Many public sector institutions lack the technical knowledge or organisational will to adopt these policies effectively. Cybersecurity roles are often not clearly defined. Audits are rare. There are no concrete consequences for non-compliance. Incident response plans are either outdated or non-existent, and in many cases, breaches go unreported, swept under the rug to avoid scrutiny.
This gap between policy and practice creates a situation where we look secure on paper but are exposed in reality. And cybercriminals are exploiting that reality every day.
As a cybersecurity educator and threat intelligence analyst, I witness time and again how preventable most data breaches are. Many of the attacks we investigate could have been prevented with simple, foundational controls: strong passwords, timely software updates, proper network segmentation, and real-time monitoring.
But these controls do not implement themselves. They require leadership at the highest levels of government. Ministers, governors, agency heads, and permanent secretaries must treat cybersecurity as a strategic priority, not just a technical issue delegated to their IT departments.
Leadership must be accountable for digital risks just as they are for financial, political, or legal ones. Without that top-level buy-in, no amount of technical advice or policy paper will make a notable difference.

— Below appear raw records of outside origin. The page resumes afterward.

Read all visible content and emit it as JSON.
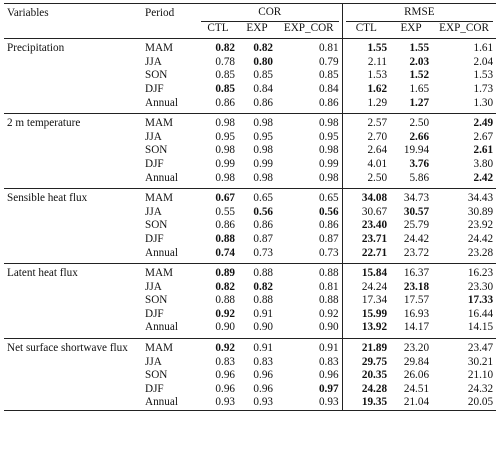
{
  "header": {
    "variables": "Variables",
    "period": "Period",
    "cor_group": "COR",
    "rmse_group": "RMSE",
    "cols": [
      "CTL",
      "EXP",
      "EXP_COR",
      "CTL",
      "EXP",
      "EXP_COR"
    ]
  },
  "groups": [
    {
      "name": "Precipitation",
      "rows": [
        {
          "period": "MAM",
          "v": [
            "0.82",
            "0.82",
            "0.81",
            "1.55",
            "1.55",
            "1.61"
          ],
          "bold": [
            0,
            1,
            3,
            4
          ]
        },
        {
          "period": "JJA",
          "v": [
            "0.78",
            "0.80",
            "0.79",
            "2.11",
            "2.03",
            "2.04"
          ],
          "bold": [
            1,
            4
          ]
        },
        {
          "period": "SON",
          "v": [
            "0.85",
            "0.85",
            "0.85",
            "1.53",
            "1.52",
            "1.53"
          ],
          "bold": [
            4
          ]
        },
        {
          "period": "DJF",
          "v": [
            "0.85",
            "0.84",
            "0.84",
            "1.62",
            "1.65",
            "1.73"
          ],
          "bold": [
            0,
            3
          ]
        },
        {
          "period": "Annual",
          "v": [
            "0.86",
            "0.86",
            "0.86",
            "1.29",
            "1.27",
            "1.30"
          ],
          "bold": [
            4
          ]
        }
      ]
    },
    {
      "name": "2 m temperature",
      "rows": [
        {
          "period": "MAM",
          "v": [
            "0.98",
            "0.98",
            "0.98",
            "2.57",
            "2.50",
            "2.49"
          ],
          "bold": [
            5
          ]
        },
        {
          "period": "JJA",
          "v": [
            "0.95",
            "0.95",
            "0.95",
            "2.70",
            "2.66",
            "2.67"
          ],
          "bold": [
            4
          ]
        },
        {
          "period": "SON",
          "v": [
            "0.98",
            "0.98",
            "0.98",
            "2.64",
            "19.94",
            "2.61"
          ],
          "bold": [
            5
          ]
        },
        {
          "period": "DJF",
          "v": [
            "0.99",
            "0.99",
            "0.99",
            "4.01",
            "3.76",
            "3.80"
          ],
          "bold": [
            4
          ]
        },
        {
          "period": "Annual",
          "v": [
            "0.98",
            "0.98",
            "0.98",
            "2.50",
            "5.86",
            "2.42"
          ],
          "bold": [
            5
          ]
        }
      ]
    },
    {
      "name": "Sensible heat flux",
      "rows": [
        {
          "period": "MAM",
          "v": [
            "0.67",
            "0.65",
            "0.65",
            "34.08",
            "34.73",
            "34.43"
          ],
          "bold": [
            0,
            3
          ]
        },
        {
          "period": "JJA",
          "v": [
            "0.55",
            "0.56",
            "0.56",
            "30.67",
            "30.57",
            "30.89"
          ],
          "bold": [
            1,
            2,
            4
          ]
        },
        {
          "period": "SON",
          "v": [
            "0.86",
            "0.86",
            "0.86",
            "23.40",
            "25.79",
            "23.92"
          ],
          "bold": [
            3
          ]
        },
        {
          "period": "DJF",
          "v": [
            "0.88",
            "0.87",
            "0.87",
            "23.71",
            "24.42",
            "24.42"
          ],
          "bold": [
            0,
            3
          ]
        },
        {
          "period": "Annual",
          "v": [
            "0.74",
            "0.73",
            "0.73",
            "22.71",
            "23.72",
            "23.28"
          ],
          "bold": [
            0,
            3
          ]
        }
      ]
    },
    {
      "name": "Latent heat flux",
      "rows": [
        {
          "period": "MAM",
          "v": [
            "0.89",
            "0.88",
            "0.88",
            "15.84",
            "16.37",
            "16.23"
          ],
          "bold": [
            0,
            3
          ]
        },
        {
          "period": "JJA",
          "v": [
            "0.82",
            "0.82",
            "0.81",
            "24.24",
            "23.18",
            "23.30"
          ],
          "bold": [
            0,
            1,
            4
          ]
        },
        {
          "period": "SON",
          "v": [
            "0.88",
            "0.88",
            "0.88",
            "17.34",
            "17.57",
            "17.33"
          ],
          "bold": [
            5
          ]
        },
        {
          "period": "DJF",
          "v": [
            "0.92",
            "0.91",
            "0.92",
            "15.99",
            "16.93",
            "16.44"
          ],
          "bold": [
            0,
            3
          ]
        },
        {
          "period": "Annual",
          "v": [
            "0.90",
            "0.90",
            "0.90",
            "13.92",
            "14.17",
            "14.15"
          ],
          "bold": [
            3
          ]
        }
      ]
    },
    {
      "name": "Net surface shortwave flux",
      "rows": [
        {
          "period": "MAM",
          "v": [
            "0.92",
            "0.91",
            "0.91",
            "21.89",
            "23.20",
            "23.47"
          ],
          "bold": [
            0,
            3
          ]
        },
        {
          "period": "JJA",
          "v": [
            "0.83",
            "0.83",
            "0.83",
            "29.75",
            "29.84",
            "30.21"
          ],
          "bold": [
            3
          ]
        },
        {
          "period": "SON",
          "v": [
            "0.96",
            "0.96",
            "0.96",
            "20.35",
            "26.06",
            "21.10"
          ],
          "bold": [
            3
          ]
        },
        {
          "period": "DJF",
          "v": [
            "0.96",
            "0.96",
            "0.97",
            "24.28",
            "24.51",
            "24.32"
          ],
          "bold": [
            2,
            3
          ]
        },
        {
          "period": "Annual",
          "v": [
            "0.93",
            "0.93",
            "0.93",
            "19.35",
            "21.04",
            "20.05"
          ],
          "bold": [
            3
          ]
        }
      ]
    }
  ]
}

To secure Nigeria’s digital future, the following actions must be taken urgently and decisively:
- Mandate cybersecurity compliance for all government institutions, with regular independent audits and publicly disclosed results.
- Build internal capacity by hiring skilled cybersecurity professionals into government agencies and offering continuous training to civil servants.

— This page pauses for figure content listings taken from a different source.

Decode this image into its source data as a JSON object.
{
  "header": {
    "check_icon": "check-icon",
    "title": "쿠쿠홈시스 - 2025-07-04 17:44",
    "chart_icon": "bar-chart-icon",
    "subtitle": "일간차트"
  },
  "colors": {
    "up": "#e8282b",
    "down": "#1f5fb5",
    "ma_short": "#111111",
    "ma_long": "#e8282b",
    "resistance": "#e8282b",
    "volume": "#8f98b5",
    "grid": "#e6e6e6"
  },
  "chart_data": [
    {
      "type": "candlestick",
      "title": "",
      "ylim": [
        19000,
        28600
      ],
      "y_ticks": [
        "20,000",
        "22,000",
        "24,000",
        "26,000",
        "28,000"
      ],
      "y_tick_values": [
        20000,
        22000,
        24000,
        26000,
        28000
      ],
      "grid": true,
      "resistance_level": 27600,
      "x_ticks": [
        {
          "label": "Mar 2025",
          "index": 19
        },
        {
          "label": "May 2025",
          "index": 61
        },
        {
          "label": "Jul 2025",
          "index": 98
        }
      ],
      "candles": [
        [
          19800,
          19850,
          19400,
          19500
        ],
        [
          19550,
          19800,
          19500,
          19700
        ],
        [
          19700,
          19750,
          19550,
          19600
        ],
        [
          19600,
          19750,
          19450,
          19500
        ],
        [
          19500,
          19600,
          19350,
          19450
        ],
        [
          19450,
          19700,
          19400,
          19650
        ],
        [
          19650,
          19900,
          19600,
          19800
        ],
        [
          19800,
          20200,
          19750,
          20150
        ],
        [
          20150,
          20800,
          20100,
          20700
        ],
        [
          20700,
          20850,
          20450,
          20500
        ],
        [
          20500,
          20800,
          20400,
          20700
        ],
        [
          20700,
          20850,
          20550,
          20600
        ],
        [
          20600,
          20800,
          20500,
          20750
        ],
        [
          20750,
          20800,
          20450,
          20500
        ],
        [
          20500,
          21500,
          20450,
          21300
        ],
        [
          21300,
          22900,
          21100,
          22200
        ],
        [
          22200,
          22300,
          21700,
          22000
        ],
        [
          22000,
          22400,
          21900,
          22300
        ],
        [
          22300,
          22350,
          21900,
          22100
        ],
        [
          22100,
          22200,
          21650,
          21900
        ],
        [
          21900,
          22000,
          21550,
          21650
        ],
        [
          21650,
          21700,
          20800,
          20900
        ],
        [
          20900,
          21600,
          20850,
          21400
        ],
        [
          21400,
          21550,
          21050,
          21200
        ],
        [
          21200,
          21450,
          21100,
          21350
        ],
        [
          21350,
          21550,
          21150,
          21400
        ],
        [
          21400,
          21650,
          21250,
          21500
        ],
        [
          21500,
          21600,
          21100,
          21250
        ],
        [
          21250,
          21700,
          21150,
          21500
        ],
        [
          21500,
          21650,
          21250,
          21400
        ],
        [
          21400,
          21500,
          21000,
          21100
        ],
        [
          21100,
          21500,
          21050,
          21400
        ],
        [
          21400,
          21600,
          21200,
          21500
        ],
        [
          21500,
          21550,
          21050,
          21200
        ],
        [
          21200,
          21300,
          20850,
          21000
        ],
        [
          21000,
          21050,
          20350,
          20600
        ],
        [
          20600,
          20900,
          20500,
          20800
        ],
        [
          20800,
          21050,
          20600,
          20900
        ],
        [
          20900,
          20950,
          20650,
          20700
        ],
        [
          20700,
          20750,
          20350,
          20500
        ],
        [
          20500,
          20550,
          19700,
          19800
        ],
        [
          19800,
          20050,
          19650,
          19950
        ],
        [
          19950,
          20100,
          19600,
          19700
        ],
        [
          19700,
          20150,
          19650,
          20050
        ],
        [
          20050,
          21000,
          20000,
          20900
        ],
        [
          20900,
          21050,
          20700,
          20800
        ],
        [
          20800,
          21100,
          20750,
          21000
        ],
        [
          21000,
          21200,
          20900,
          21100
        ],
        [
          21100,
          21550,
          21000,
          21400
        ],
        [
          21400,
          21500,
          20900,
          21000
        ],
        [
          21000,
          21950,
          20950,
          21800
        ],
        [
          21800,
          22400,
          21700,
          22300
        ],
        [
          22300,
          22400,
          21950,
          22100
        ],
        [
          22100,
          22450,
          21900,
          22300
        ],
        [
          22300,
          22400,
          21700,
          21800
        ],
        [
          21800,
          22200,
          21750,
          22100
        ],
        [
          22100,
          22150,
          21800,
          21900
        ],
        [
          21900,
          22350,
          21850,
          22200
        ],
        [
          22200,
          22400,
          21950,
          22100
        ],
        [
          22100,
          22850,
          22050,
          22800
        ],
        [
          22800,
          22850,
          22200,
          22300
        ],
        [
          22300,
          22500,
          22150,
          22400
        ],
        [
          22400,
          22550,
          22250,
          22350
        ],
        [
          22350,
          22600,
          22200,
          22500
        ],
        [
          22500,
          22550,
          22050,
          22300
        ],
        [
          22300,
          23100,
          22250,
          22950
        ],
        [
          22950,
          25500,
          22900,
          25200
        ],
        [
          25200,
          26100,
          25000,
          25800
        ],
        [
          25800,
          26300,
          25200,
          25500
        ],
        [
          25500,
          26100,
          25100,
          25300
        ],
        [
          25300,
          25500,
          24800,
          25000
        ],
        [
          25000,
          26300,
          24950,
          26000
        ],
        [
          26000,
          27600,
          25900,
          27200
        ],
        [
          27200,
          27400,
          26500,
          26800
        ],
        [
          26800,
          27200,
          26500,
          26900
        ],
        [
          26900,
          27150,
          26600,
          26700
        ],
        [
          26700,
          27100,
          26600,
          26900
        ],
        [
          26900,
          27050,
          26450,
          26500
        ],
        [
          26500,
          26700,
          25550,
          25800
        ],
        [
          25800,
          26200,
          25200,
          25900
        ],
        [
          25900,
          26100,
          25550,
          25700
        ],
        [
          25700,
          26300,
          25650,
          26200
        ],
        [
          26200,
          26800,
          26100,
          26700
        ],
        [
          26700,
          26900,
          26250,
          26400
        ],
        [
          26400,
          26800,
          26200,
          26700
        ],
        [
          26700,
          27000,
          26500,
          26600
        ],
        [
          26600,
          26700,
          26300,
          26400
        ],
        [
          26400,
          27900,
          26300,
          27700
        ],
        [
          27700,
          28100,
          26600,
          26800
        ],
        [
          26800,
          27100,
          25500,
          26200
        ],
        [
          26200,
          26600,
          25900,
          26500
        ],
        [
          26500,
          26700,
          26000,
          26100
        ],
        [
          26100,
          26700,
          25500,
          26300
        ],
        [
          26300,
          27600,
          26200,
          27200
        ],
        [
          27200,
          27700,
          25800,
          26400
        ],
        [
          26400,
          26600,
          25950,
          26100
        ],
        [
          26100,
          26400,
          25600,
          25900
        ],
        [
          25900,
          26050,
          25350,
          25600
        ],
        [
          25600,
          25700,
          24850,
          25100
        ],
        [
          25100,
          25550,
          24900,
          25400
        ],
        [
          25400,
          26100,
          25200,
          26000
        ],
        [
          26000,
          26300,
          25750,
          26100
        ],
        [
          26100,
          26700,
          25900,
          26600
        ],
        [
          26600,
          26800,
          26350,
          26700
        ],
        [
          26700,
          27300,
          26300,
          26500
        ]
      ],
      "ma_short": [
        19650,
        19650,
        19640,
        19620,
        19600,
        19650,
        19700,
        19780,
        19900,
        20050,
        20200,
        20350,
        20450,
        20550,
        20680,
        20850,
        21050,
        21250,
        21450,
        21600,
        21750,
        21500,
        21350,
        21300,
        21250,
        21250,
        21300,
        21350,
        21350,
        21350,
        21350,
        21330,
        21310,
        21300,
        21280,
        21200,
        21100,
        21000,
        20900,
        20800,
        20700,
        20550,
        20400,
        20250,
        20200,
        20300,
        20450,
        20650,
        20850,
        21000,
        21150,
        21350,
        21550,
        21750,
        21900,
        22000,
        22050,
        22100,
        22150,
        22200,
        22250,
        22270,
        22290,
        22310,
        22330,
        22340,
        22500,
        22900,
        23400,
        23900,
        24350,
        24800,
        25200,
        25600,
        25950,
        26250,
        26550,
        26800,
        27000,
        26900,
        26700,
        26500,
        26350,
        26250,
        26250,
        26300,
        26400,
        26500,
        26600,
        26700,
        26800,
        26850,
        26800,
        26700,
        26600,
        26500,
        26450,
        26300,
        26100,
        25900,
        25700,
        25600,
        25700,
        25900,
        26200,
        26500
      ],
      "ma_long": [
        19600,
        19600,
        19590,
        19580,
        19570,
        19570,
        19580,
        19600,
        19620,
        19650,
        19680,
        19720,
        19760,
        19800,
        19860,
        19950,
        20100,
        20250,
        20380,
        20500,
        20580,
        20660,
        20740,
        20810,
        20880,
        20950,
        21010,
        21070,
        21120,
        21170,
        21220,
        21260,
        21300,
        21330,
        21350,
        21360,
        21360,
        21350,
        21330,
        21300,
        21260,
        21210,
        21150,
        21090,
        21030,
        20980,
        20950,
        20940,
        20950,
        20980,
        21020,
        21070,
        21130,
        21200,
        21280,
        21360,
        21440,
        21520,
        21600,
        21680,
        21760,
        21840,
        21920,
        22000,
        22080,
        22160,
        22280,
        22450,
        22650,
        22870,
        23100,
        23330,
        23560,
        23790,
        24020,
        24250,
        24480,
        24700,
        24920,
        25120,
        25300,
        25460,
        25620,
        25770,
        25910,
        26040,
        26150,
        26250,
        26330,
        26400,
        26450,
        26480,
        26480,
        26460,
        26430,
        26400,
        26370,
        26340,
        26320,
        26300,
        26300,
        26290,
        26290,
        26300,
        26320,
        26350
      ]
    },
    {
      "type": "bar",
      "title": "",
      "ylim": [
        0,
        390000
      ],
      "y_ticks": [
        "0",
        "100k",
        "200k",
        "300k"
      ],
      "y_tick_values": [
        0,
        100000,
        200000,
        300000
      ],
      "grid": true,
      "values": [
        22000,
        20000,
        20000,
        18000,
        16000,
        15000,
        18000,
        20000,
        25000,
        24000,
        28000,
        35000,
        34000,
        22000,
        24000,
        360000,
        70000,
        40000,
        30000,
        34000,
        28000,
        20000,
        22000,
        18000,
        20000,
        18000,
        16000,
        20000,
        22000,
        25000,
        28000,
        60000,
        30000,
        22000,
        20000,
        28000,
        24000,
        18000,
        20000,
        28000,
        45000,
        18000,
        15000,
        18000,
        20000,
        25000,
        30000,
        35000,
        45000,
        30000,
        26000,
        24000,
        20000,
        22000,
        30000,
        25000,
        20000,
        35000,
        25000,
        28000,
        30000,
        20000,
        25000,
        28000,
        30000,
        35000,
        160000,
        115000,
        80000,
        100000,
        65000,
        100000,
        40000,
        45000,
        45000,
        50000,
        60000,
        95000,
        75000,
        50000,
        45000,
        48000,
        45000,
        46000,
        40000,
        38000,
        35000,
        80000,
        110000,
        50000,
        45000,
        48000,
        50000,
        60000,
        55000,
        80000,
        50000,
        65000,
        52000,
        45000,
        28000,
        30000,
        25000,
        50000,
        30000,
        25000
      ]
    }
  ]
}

- Fund cybersecurity properly. Each agency should have a clear cybersecurity budget, not vaguely included in general IT budgets or overlooked entirely.
- Develop and test incident response plans. Every institution must know what to do in the event of a breach, and tabletop exercises should be conducted regularly.
- Partner with the cybersecurity community. Ethical hackers, researchers, and threat intelligence analysts can offer invaluable insights if the government is willing to listen.
- Hold leadership accountable. When breaches happen due to negligence, there must be consequences, not just press releases.
The digital age offers Nigeria immense opportunities, which come with corresponding risks. As we continue to build our digital governance infrastructure, we must remember that every system we create is a potential target. The solution is not to slow down digital transformation but to embed cybersecurity at every stage from planning and procurement to deployment and maintenance.